Lebanon is a destination for Asian and African women trafficked for the purpose of domestic servitude, and for women from Easter Europe for commercial sexual exploitation. There are estimated 200,000 migrant domestic workers in Lebanon and until 2012, Lebanon was the top country of destination for female migrant workers from Nepal. Women who travel to Lebanon legally to work as household servants often find themselves in conditions of forced labour through the withholding of passports, non-payment of wages, restrictions on movement, threat and physical of sexual assault. Mira decided to look abroad for work after her mother died. Her brother-in-law told her she could do housework in Lebanon and arranged for her travel. However, arrival her passport was taken and upon meeting her employer she learned that she would not be going housework but caring for their mentally ill mother. Unprepared and untrained for such a job, Mira was told she couldn’t leave until her employer’s mother died. She was forced to work in Lebanon for four years before she was allowed the return to Nepal.

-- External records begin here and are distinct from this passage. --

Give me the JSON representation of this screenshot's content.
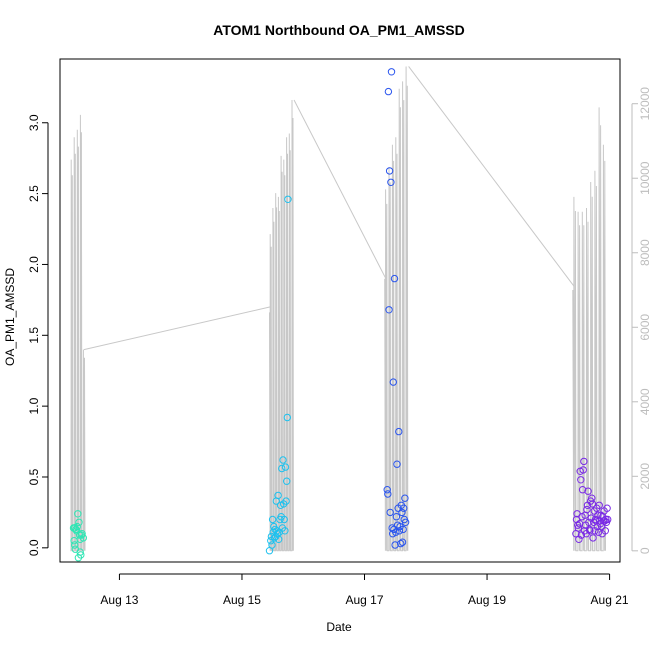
{
  "chart_data": {
    "type": "scatter",
    "title": "ATOM1 Northbound OA_PM1_AMSSD",
    "xlabel": "Date",
    "ylabel": "OA_PM1_AMSSD",
    "x_unit": "days (August)",
    "xlim": [
      12.03,
      21.17
    ],
    "ylim": [
      -0.1,
      3.45
    ],
    "y2lim": [
      -300,
      13200
    ],
    "x_ticks": [
      {
        "value": 13,
        "label": "Aug 13"
      },
      {
        "value": 15,
        "label": "Aug 15"
      },
      {
        "value": 17,
        "label": "Aug 17"
      },
      {
        "value": 19,
        "label": "Aug 19"
      },
      {
        "value": 21,
        "label": "Aug 21"
      }
    ],
    "y_ticks": [
      {
        "value": 0.0,
        "label": "0.0"
      },
      {
        "value": 0.5,
        "label": "0.5"
      },
      {
        "value": 1.0,
        "label": "1.0"
      },
      {
        "value": 1.5,
        "label": "1.5"
      },
      {
        "value": 2.0,
        "label": "2.0"
      },
      {
        "value": 2.5,
        "label": "2.5"
      },
      {
        "value": 3.0,
        "label": "3.0"
      }
    ],
    "y2_ticks": [
      {
        "value": 0,
        "label": "0"
      },
      {
        "value": 2000,
        "label": "2000"
      },
      {
        "value": 4000,
        "label": "4000"
      },
      {
        "value": 6000,
        "label": "6000"
      },
      {
        "value": 8000,
        "label": "8000"
      },
      {
        "value": 10000,
        "label": "10000"
      },
      {
        "value": 12000,
        "label": "12000"
      }
    ],
    "grid": false,
    "line_color": "#c8c8c8",
    "right_axis_color": "#bdbdbd",
    "series": [
      {
        "color": "#2ee6b4",
        "points": [
          [
            12.25,
            0.14
          ],
          [
            12.26,
            0.05
          ],
          [
            12.27,
            0.02
          ],
          [
            12.27,
            0.14
          ],
          [
            12.28,
            -0.01
          ],
          [
            12.29,
            0.13
          ],
          [
            12.3,
            0.12
          ],
          [
            12.31,
            0.15
          ],
          [
            12.32,
            0.24
          ],
          [
            12.33,
            -0.07
          ],
          [
            12.34,
            0.18
          ],
          [
            12.35,
            0.09
          ],
          [
            12.36,
            0.06
          ],
          [
            12.36,
            -0.03
          ],
          [
            12.37,
            -0.05
          ],
          [
            12.38,
            0.09
          ],
          [
            12.39,
            0.1
          ],
          [
            12.41,
            0.07
          ]
        ]
      },
      {
        "color": "#1ec1ee",
        "points": [
          [
            15.45,
            -0.02
          ],
          [
            15.47,
            0.05
          ],
          [
            15.48,
            0.08
          ],
          [
            15.49,
            0.02
          ],
          [
            15.5,
            0.2
          ],
          [
            15.51,
            0.11
          ],
          [
            15.52,
            0.15
          ],
          [
            15.53,
            0.07
          ],
          [
            15.54,
            0.13
          ],
          [
            15.55,
            0.08
          ],
          [
            15.56,
            0.33
          ],
          [
            15.57,
            0.12
          ],
          [
            15.58,
            0.1
          ],
          [
            15.59,
            0.37
          ],
          [
            15.6,
            0.06
          ],
          [
            15.61,
            0.11
          ],
          [
            15.62,
            0.2
          ],
          [
            15.63,
            0.3
          ],
          [
            15.64,
            0.22
          ],
          [
            15.65,
            0.56
          ],
          [
            15.66,
            0.14
          ],
          [
            15.67,
            0.62
          ],
          [
            15.68,
            0.31
          ],
          [
            15.69,
            0.2
          ],
          [
            15.7,
            0.12
          ],
          [
            15.71,
            0.57
          ],
          [
            15.72,
            0.33
          ],
          [
            15.73,
            0.47
          ],
          [
            15.74,
            0.92
          ],
          [
            15.75,
            2.46
          ]
        ]
      },
      {
        "color": "#2a55ee",
        "points": [
          [
            17.37,
            0.41
          ],
          [
            17.38,
            0.38
          ],
          [
            17.39,
            3.22
          ],
          [
            17.4,
            1.68
          ],
          [
            17.41,
            2.66
          ],
          [
            17.42,
            0.25
          ],
          [
            17.43,
            2.58
          ],
          [
            17.44,
            3.36
          ],
          [
            17.45,
            0.14
          ],
          [
            17.46,
            0.1
          ],
          [
            17.47,
            1.17
          ],
          [
            17.48,
            0.13
          ],
          [
            17.49,
            1.9
          ],
          [
            17.5,
            0.02
          ],
          [
            17.51,
            0.11
          ],
          [
            17.52,
            0.22
          ],
          [
            17.53,
            0.59
          ],
          [
            17.54,
            0.16
          ],
          [
            17.55,
            0.28
          ],
          [
            17.56,
            0.82
          ],
          [
            17.57,
            0.12
          ],
          [
            17.58,
            0.15
          ],
          [
            17.59,
            0.03
          ],
          [
            17.6,
            0.3
          ],
          [
            17.61,
            0.25
          ],
          [
            17.62,
            0.04
          ],
          [
            17.63,
            0.13
          ],
          [
            17.64,
            0.28
          ],
          [
            17.65,
            0.2
          ],
          [
            17.66,
            0.35
          ],
          [
            17.67,
            0.18
          ]
        ]
      },
      {
        "color": "#7a2ae6",
        "points": [
          [
            20.45,
            0.1
          ],
          [
            20.46,
            0.2
          ],
          [
            20.47,
            0.24
          ],
          [
            20.48,
            0.16
          ],
          [
            20.49,
            0.14
          ],
          [
            20.5,
            0.06
          ],
          [
            20.51,
            0.17
          ],
          [
            20.52,
            0.54
          ],
          [
            20.53,
            0.48
          ],
          [
            20.54,
            0.09
          ],
          [
            20.55,
            0.22
          ],
          [
            20.56,
            0.41
          ],
          [
            20.57,
            0.55
          ],
          [
            20.58,
            0.61
          ],
          [
            20.59,
            0.12
          ],
          [
            20.6,
            0.23
          ],
          [
            20.61,
            0.16
          ],
          [
            20.62,
            0.1
          ],
          [
            20.63,
            0.27
          ],
          [
            20.64,
            0.3
          ],
          [
            20.65,
            0.4
          ],
          [
            20.66,
            0.18
          ],
          [
            20.67,
            0.13
          ],
          [
            20.68,
            0.12
          ],
          [
            20.69,
            0.33
          ],
          [
            20.7,
            0.21
          ],
          [
            20.71,
            0.35
          ],
          [
            20.72,
            0.31
          ],
          [
            20.73,
            0.07
          ],
          [
            20.74,
            0.18
          ],
          [
            20.75,
            0.26
          ],
          [
            20.76,
            0.12
          ],
          [
            20.77,
            0.2
          ],
          [
            20.78,
            0.19
          ],
          [
            20.79,
            0.28
          ],
          [
            20.8,
            0.15
          ],
          [
            20.81,
            0.23
          ],
          [
            20.82,
            0.11
          ],
          [
            20.83,
            0.3
          ],
          [
            20.84,
            0.19
          ],
          [
            20.85,
            0.17
          ],
          [
            20.86,
            0.23
          ],
          [
            20.87,
            0.15
          ],
          [
            20.88,
            0.1
          ],
          [
            20.89,
            0.22
          ],
          [
            20.9,
            0.19
          ],
          [
            20.91,
            0.26
          ],
          [
            20.92,
            0.19
          ],
          [
            20.93,
            0.12
          ],
          [
            20.94,
            0.2
          ],
          [
            20.95,
            0.18
          ],
          [
            20.96,
            0.28
          ],
          [
            20.97,
            0.2
          ]
        ]
      }
    ],
    "line_series": {
      "bursts": [
        {
          "x_start": 12.2,
          "x_end": 12.45,
          "peaks": [
            10500,
            11100,
            11300,
            11700,
            5400
          ],
          "start_base": 0
        },
        {
          "x_start": 15.45,
          "x_end": 15.85,
          "peaks": [
            8500,
            9200,
            9600,
            9500,
            10600,
            10500,
            11100,
            11200,
            12100
          ],
          "start_base": 6400
        },
        {
          "x_start": 17.33,
          "x_end": 17.72,
          "peaks": [
            9700,
            10300,
            10900,
            11100,
            12400,
            12600,
            13000
          ],
          "start_base": 7300
        },
        {
          "x_start": 20.4,
          "x_end": 20.95,
          "peaks": [
            9500,
            9100,
            9100,
            9200,
            9900,
            10200,
            11900,
            10900
          ],
          "start_base": 7000
        }
      ],
      "connectors": [
        [
          [
            12.42,
            5400
          ],
          [
            15.47,
            6550
          ]
        ],
        [
          [
            15.85,
            12100
          ],
          [
            17.35,
            7300
          ]
        ],
        [
          [
            17.72,
            13000
          ],
          [
            20.42,
            7100
          ]
        ]
      ]
    }
  }
}
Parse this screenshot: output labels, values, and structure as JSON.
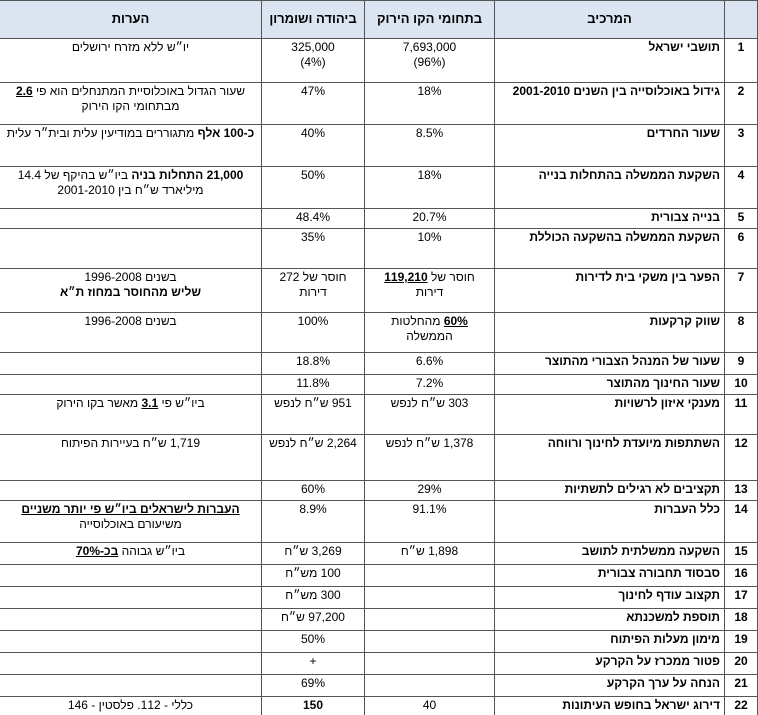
{
  "table": {
    "header": {
      "component": "המרכיב",
      "green": "בתחומי הקו הירוק",
      "ws": "ביהודה ושומרון",
      "notes": "הערות"
    },
    "rows": [
      {
        "num": 1,
        "component": "תושבי ישראל",
        "green": [
          "7,693,000",
          "(96%)"
        ],
        "ws": [
          "325,000",
          "(4%)"
        ],
        "notes": "יו״ש ללא מזרח ירושלים"
      },
      {
        "num": 2,
        "component": "גידול באוכלוסייה בין השנים 2001-2010",
        "green": "18%",
        "ws": "47%",
        "notes": [
          "שעור הגדול באוכלוסיית המתנחלים הוא פי ",
          "2.6",
          " מבתחומי הקו הירוק"
        ]
      },
      {
        "num": 3,
        "component": "שעור החרדים",
        "green": "8.5%",
        "ws": "40%",
        "notes": [
          "כ-100 אלף",
          " מתגוררים במודיעין עלית ובית״ר עלית"
        ]
      },
      {
        "num": 4,
        "component": "השקעת הממשלה בהתחלות בנייה",
        "green": "18%",
        "ws": "50%",
        "notes": [
          "21,000 התחלות בניה",
          " ביו״ש בהיקף של 14.4 מיליארד ש״ח בין 2001-2010"
        ]
      },
      {
        "num": 5,
        "component": "בנייה צבורית",
        "green": "20.7%",
        "ws": "48.4%"
      },
      {
        "num": 6,
        "component": "השקעת הממשלה בהשקעה הכוללת",
        "green": "10%",
        "ws": "35%"
      },
      {
        "num": 7,
        "component": "הפער בין משקי בית לדירות",
        "green": [
          "חוסר של ",
          "119,210",
          " דירות"
        ],
        "ws": "חוסר של 272 דירות",
        "notes": [
          "בשנים 1996-2008",
          "שליש מהחוסר במחוז ת״א"
        ]
      },
      {
        "num": 8,
        "component": "שווק קרקעות",
        "green": [
          "60%",
          " מהחלטות הממשלה"
        ],
        "ws": "100%",
        "notes": "בשנים 1996-2008"
      },
      {
        "num": 9,
        "component": "שעור של המנהל הצבורי מהתוצר",
        "green": "6.6%",
        "ws": "18.8%"
      },
      {
        "num": 10,
        "component": "שעור החינוך מהתוצר",
        "green": "7.2%",
        "ws": "11.8%"
      },
      {
        "num": 11,
        "component": "מענקי איזון לרשויות",
        "green": "303 ש״ח לנפש",
        "ws": "951 ש״ח לנפש",
        "notes": [
          "ביו״ש פי ",
          "3.1",
          " מאשר בקו הירוק"
        ]
      },
      {
        "num": 12,
        "component": "השתתפות מיועדת לחינוך ורווחה",
        "green": "1,378 ש״ח לנפש",
        "ws": "2,264 ש״ח לנפש",
        "notes": "1,719 ש״ח בעיירות הפיתוח"
      },
      {
        "num": 13,
        "component": "תקציבים לא רגילים לתשתיות",
        "green": "29%",
        "ws": "60%"
      },
      {
        "num": 14,
        "component": "כלל העברות",
        "green": "91.1%",
        "ws": "8.9%",
        "notes": [
          "העברות לישראלים ביו״ש פי יותר משניים",
          " משיעורם באוכלוסייה"
        ]
      },
      {
        "num": 15,
        "component": "השקעה ממשלתית לתושב",
        "green": "1,898 ש״ח",
        "ws": "3,269 ש״ח",
        "notes": [
          "ביו״ש גבוהה ",
          "בכ-70%"
        ]
      },
      {
        "num": 16,
        "component": "סבסוד תחבורה צבורית",
        "ws": "100 מש״ח"
      },
      {
        "num": 17,
        "component": "תקצוב עודף לחינוך",
        "ws": "300 מש״ח"
      },
      {
        "num": 18,
        "component": "תוספת למשכנתא",
        "ws": "97,200 ש״ח"
      },
      {
        "num": 19,
        "component": "מימון מעלות הפיתוח",
        "ws": "50%"
      },
      {
        "num": 20,
        "component": "פטור ממכרז על הקרקע",
        "ws": "+"
      },
      {
        "num": 21,
        "component": "הנחה על ערך הקרקע",
        "ws": "69%"
      },
      {
        "num": 22,
        "component": "דירוג ישראל בחופש העיתונות",
        "green": "40",
        "ws": "150",
        "notes": "כללי - 112. פלסטין - 146"
      }
    ]
  }
}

In the Philippines, women and children are subjected to sexual exploitation in brothels, bars, and massage parlours, online, as well as in the production of pornography. The Philippines is an international hub for prostitution and commercial sex tourism – a highly profitable business for organised criminal syndicates. The demand for sex with children among both local and foreign men has continued to fuel child sex tourism. Rising internet usage rates, the availability of mobile phones and poverty has fostered online child sexual exploitation. Remy was 12 years old when she ran away from a verbally and sexually abusive family. During a night out with friends she was introduced to a man who offered her a job in a club in Cotabato City. Upon arrival Remy was sold to the manager of a sex club where she was forced to provide sexual services for men under the threat of violence. Feeling hopeless, Remy was finally rescued by police when trouble at the club led the manager to move her and others to Cebu City.
Sex trafficking is a form of modern slavery that exists throughout the United States. Traffickers use violence, threats, lies, debt bondage and other forms of coercion to compel adults and children to engage in commercial sex acts against their will. Young people who run away from home are particularly vulnerable to sexual exploitation by traffickers. The Department of Justice estimates that 293,000 youth are at risk. The National Center for Missing and Exploited Children (NCMEC) estimates that “1 in 5 of the 11,800 runways reported to the National Center for Missing & Exploited Children in 2015 were likely sex trafficking victims. Laura had run away from home at a young age and been involved in prostitution since the age of 15 years old. At 17 years old she met 'Robert' who held her hostage, forced her to prostitute for his clients and subjected her to physical abuse. It was during an altercation between 'Robert' and a client that Laura was able to escape, later testifying against 'Robert' in court.